Beep hopefuls meet for the first time
by Andrew Shilling
Mar 20, 2013 | 3835 views | 0 0 comments | 48 48 recommendations | email to a friend | print
Though it was their first “debate,” Democratic candidates competing for Helen Marshall’s seat as the next borough president of Queens rallied each other on rather than divulge in the harsh games of politics.

Six of the seven candidates met at the Greater Astoria Historical Society, located on the fourth floor of the Quinn building at 35-20 Broadway, for their first public debate.

State Senator Tony Avella, Councilman Leroy Comrie, director of Community Boards Barry Grodenchik, former Councilwoman Melinda Katz, State Senator Jose Peralta and Councilman Peter Vallone, Jr. took questions from the press and audience members.

Aside from businessman Everly Brown, the only one not in attendance, candidates took five minutes each to introduce their platform and two minutes to answer questions from the audience.

While Avella and Vallone Jr. left early for prior obligations, the rest stayed behind to take on topics ranging from their positions on public transportation, immigration policy and the DREAM act, as well as business development.

Laurajean Hawkins, state committeewoman and member of the Powhatan Democratic Club, moderated the event.

"We're proud to host the first full debate of Queens Borough President candidates this cycle," said Costa Constantinides, Democratic district leader and candidate for City Council. "It's important to provide our community with a forum for discussion and a venue to get to know how the candidates feel about their issues.”

Shachar Sharon, a member of the Powhatan Democratic Club, was among the several audience members who presented questions for the candidates.

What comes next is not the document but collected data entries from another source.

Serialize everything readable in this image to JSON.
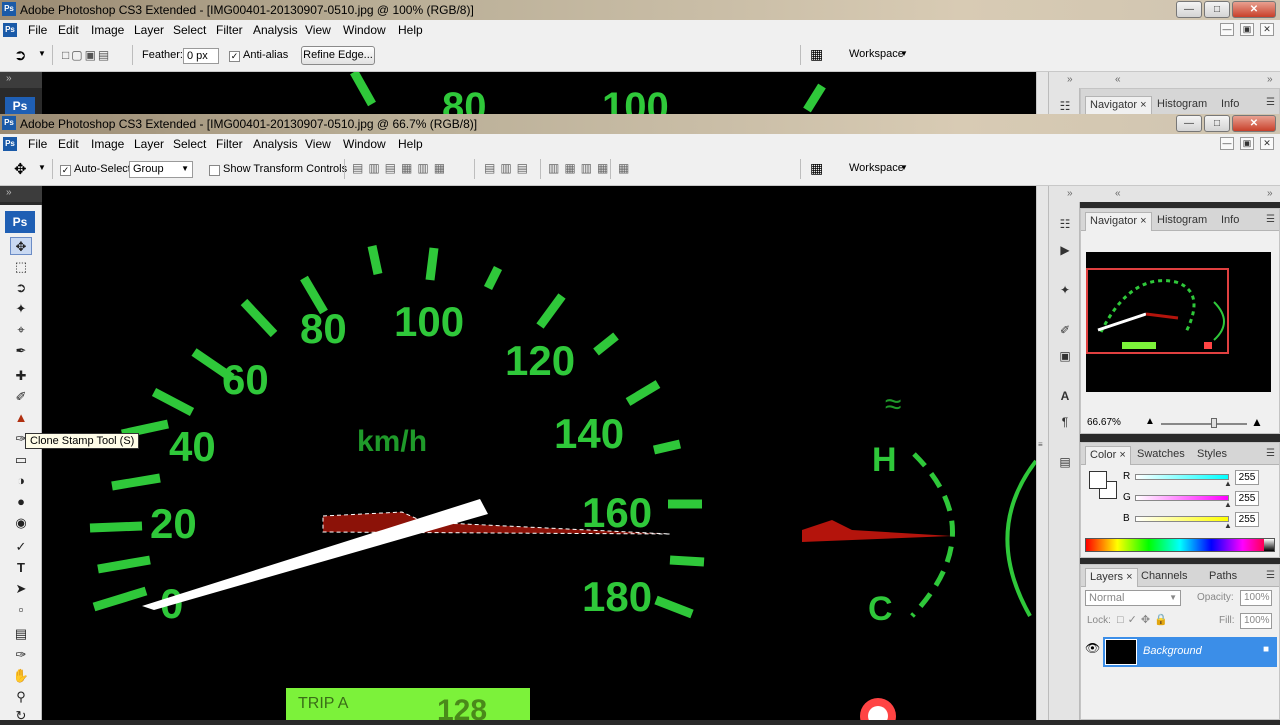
{
  "back_window": {
    "title": "Adobe Photoshop CS3 Extended - [IMG00401-20130907-0510.jpg @ 100% (RGB/8)]",
    "menus": [
      "File",
      "Edit",
      "Image",
      "Layer",
      "Select",
      "Filter",
      "Analysis",
      "View",
      "Window",
      "Help"
    ],
    "options": {
      "feather_label": "Feather:",
      "feather_value": "0 px",
      "antialias_label": "Anti-alias",
      "refine_edge": "Refine Edge...",
      "workspace": "Workspace"
    },
    "panel_tabs": [
      "Navigator",
      "Histogram",
      "Info"
    ]
  },
  "front_window": {
    "title": "Adobe Photoshop CS3 Extended - [IMG00401-20130907-0510.jpg @ 66.7% (RGB/8)]",
    "menus": [
      "File",
      "Edit",
      "Image",
      "Layer",
      "Select",
      "Filter",
      "Analysis",
      "View",
      "Window",
      "Help"
    ],
    "options": {
      "auto_select_label": "Auto-Select:",
      "auto_select_value": "Group",
      "show_transform_label": "Show Transform Controls",
      "workspace": "Workspace"
    }
  },
  "tooltip": "Clone Stamp Tool (S)",
  "toolbox_logo": "Ps",
  "panels": {
    "navigator": {
      "tabs": [
        "Navigator",
        "Histogram",
        "Info"
      ],
      "zoom": "66.67%",
      "zoom_fraction": 0.62
    },
    "color": {
      "tabs": [
        "Color",
        "Swatches",
        "Styles"
      ],
      "channels": [
        {
          "label": "R",
          "value": "255",
          "gradient": "#00ffff"
        },
        {
          "label": "G",
          "value": "255",
          "gradient": "#ff00ff"
        },
        {
          "label": "B",
          "value": "255",
          "gradient": "#ffff00"
        }
      ]
    },
    "layers": {
      "tabs": [
        "Layers",
        "Channels",
        "Paths"
      ],
      "blend_mode": "Normal",
      "opacity_label": "Opacity:",
      "opacity": "100%",
      "lock_label": "Lock:",
      "fill_label": "Fill:",
      "fill": "100%",
      "layer_name": "Background"
    }
  },
  "speedometer": {
    "numbers": [
      "0",
      "20",
      "40",
      "60",
      "80",
      "100",
      "120",
      "140",
      "160",
      "180"
    ],
    "unit": "km/h",
    "temp_high": "H",
    "temp_low": "C",
    "trip_text": "TRIP A",
    "odo_value": "128",
    "back_numbers": [
      "80",
      "100"
    ]
  },
  "colors": {
    "gauge_green": "#2fc83a",
    "needle_red": "#c81a10",
    "layer_select": "#3b8ee8"
  }
}
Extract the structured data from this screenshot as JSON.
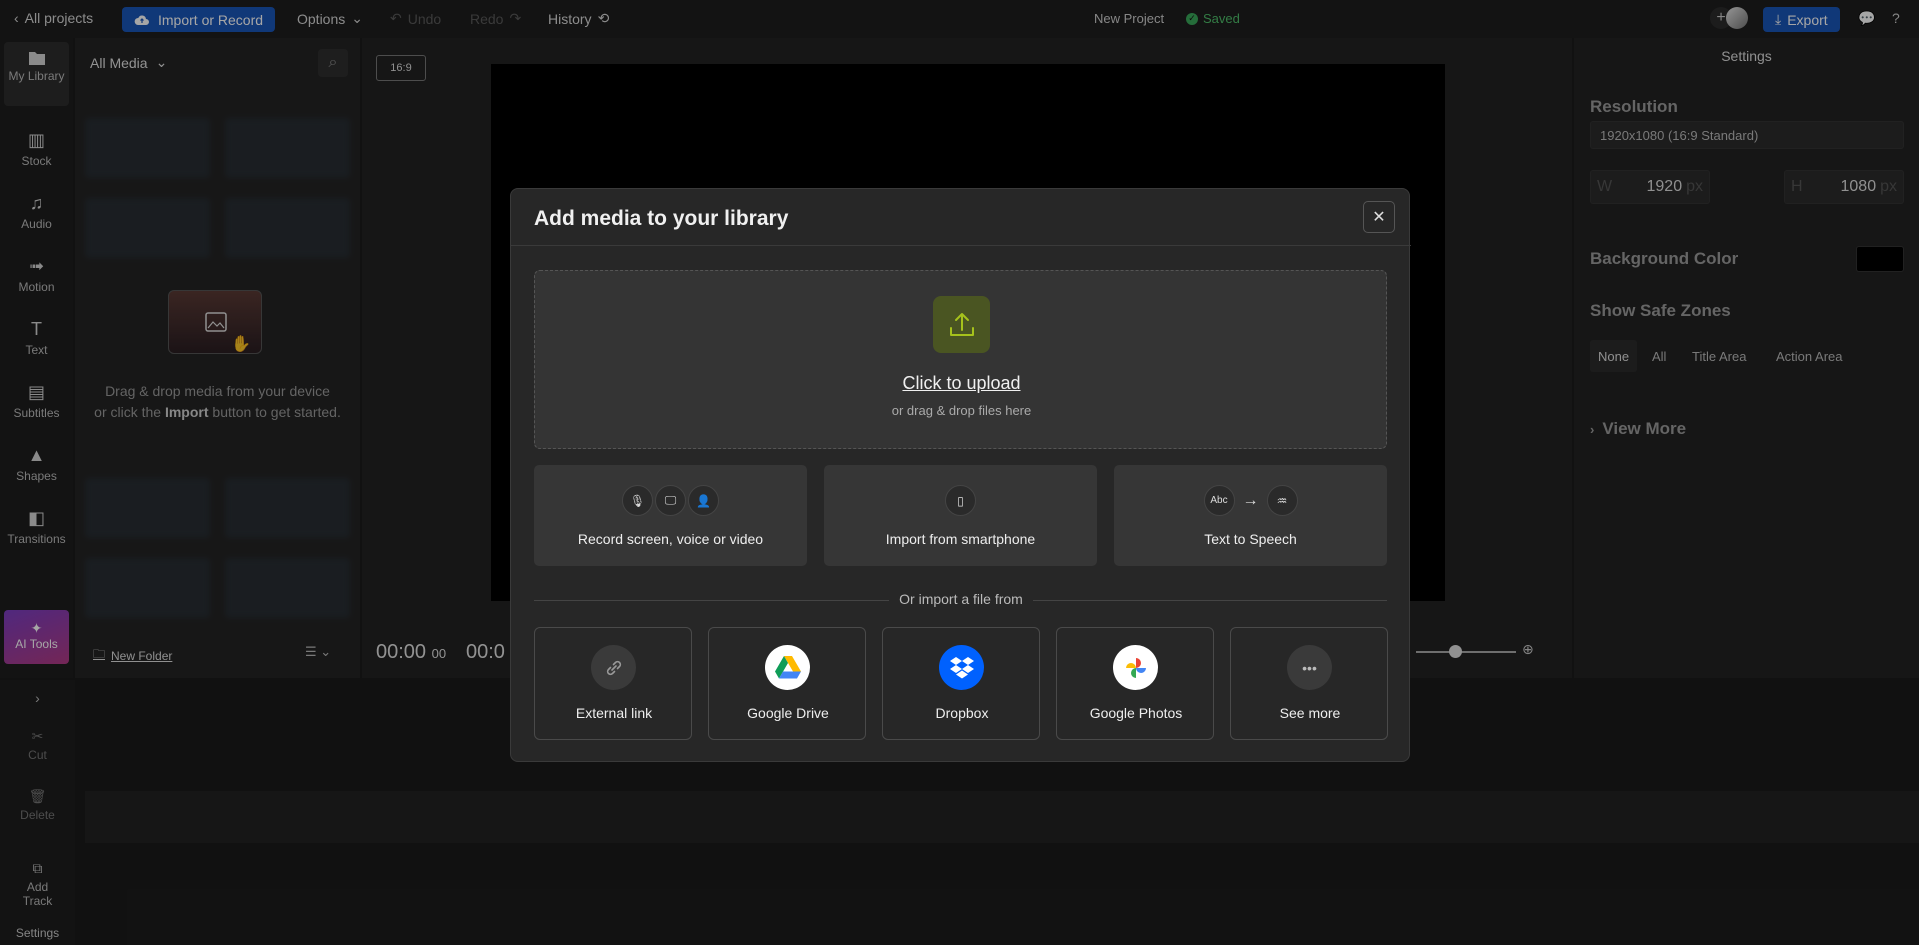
{
  "topbar": {
    "back_label": "All projects",
    "import_label": "Import or Record",
    "options_label": "Options",
    "undo_label": "Undo",
    "redo_label": "Redo",
    "history_label": "History",
    "project_name": "New Project",
    "saved_label": "Saved",
    "export_label": "Export"
  },
  "leftnav": {
    "items": [
      {
        "label": "My Library",
        "icon": "folder-icon"
      },
      {
        "label": "Stock",
        "icon": "books-icon"
      },
      {
        "label": "Audio",
        "icon": "music-note-icon"
      },
      {
        "label": "Motion",
        "icon": "motion-icon"
      },
      {
        "label": "Text",
        "icon": "text-icon"
      },
      {
        "label": "Subtitles",
        "icon": "subtitles-icon"
      },
      {
        "label": "Shapes",
        "icon": "shapes-icon"
      },
      {
        "label": "Transitions",
        "icon": "transitions-icon"
      }
    ],
    "ai_tools_label": "AI Tools"
  },
  "media_panel": {
    "filter_label": "All Media",
    "drop_line1": "Drag & drop media from your device",
    "drop_line2_a": "or click the ",
    "drop_line2_b": "Import",
    "drop_line2_c": " button to get started.",
    "new_folder_label": "New Folder"
  },
  "canvas": {
    "ratio": "16:9",
    "time_main": "00:00",
    "time_frames": "00",
    "time_end": "00:0"
  },
  "settings": {
    "title": "Settings",
    "resolution_label": "Resolution",
    "resolution_value": "1920x1080 (16:9 Standard)",
    "width_label": "W",
    "width_value": "1920",
    "height_label": "H",
    "height_value": "1080",
    "unit": "px",
    "bg_color_label": "Background Color",
    "bg_color": "#000000",
    "safe_zones_label": "Show Safe Zones",
    "safe_zone_options": [
      "None",
      "All",
      "Title Area",
      "Action Area"
    ],
    "safe_zone_selected": "None",
    "view_more_label": "View More"
  },
  "bottom_tools": {
    "cut_label": "Cut",
    "delete_label": "Delete",
    "add_track_label": "Add Track",
    "settings_label": "Settings"
  },
  "modal": {
    "title": "Add media to your library",
    "upload_title": "Click to upload",
    "upload_sub": "or drag & drop files here",
    "options": [
      {
        "label": "Record screen, voice or video"
      },
      {
        "label": "Import from smartphone"
      },
      {
        "label": "Text to Speech",
        "abc": "Abc"
      }
    ],
    "or_text": "Or import a file from",
    "sources": [
      {
        "label": "External link",
        "icon": "link-icon"
      },
      {
        "label": "Google Drive",
        "icon": "google-drive-icon"
      },
      {
        "label": "Dropbox",
        "icon": "dropbox-icon"
      },
      {
        "label": "Google Photos",
        "icon": "google-photos-icon"
      },
      {
        "label": "See more",
        "icon": "more-dots-icon"
      }
    ]
  },
  "colors": {
    "accent_blue": "#1a56b8",
    "upload_accent": "#a6c21c",
    "saved_green": "#4fbf6a",
    "dropbox_blue": "#0061fe"
  }
}
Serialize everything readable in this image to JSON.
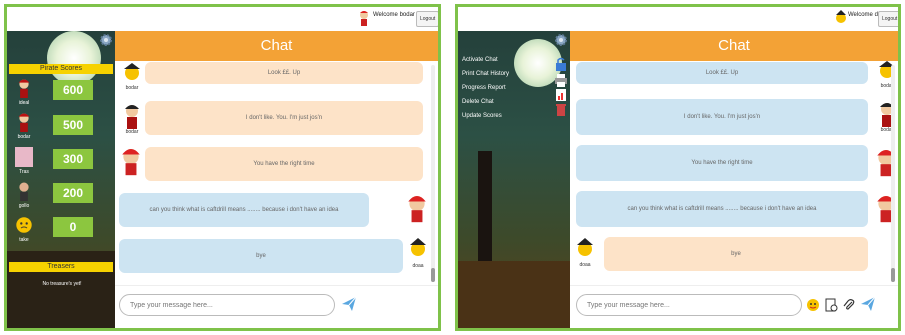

Sharon asked their position on Gov. Andrew Cuomo’s proposal for using federal aid from Hurricane Sandy to buy out homes damaged by the storm, and their position on policy development regarding land use as the next borough president.

“I think it is a very important forum to have, to be able to listen to the candidates,” she said.

As the stage became a platform for stump speeches and political rhetoric, Sharon felt as though it was a good way to start, and develop an understanding for the candidate’s comprehension as well as see them all together tackling the issues.

“I think they were able to answer the first part of my question directly, the portion about the buyout proposal, and I know that the second part of the question was really complex,” she said. “I was not really expecting them to go that deep, but I’m happy that I started the conversation and got things going.”

The candidates are scheduled to meet again at the Eleanor Roosevelt Democratic Club’s assembly at the Hollis Hills Jewish Center, 210-10 Union Turnpike, on March 21 at 8:15 p.m.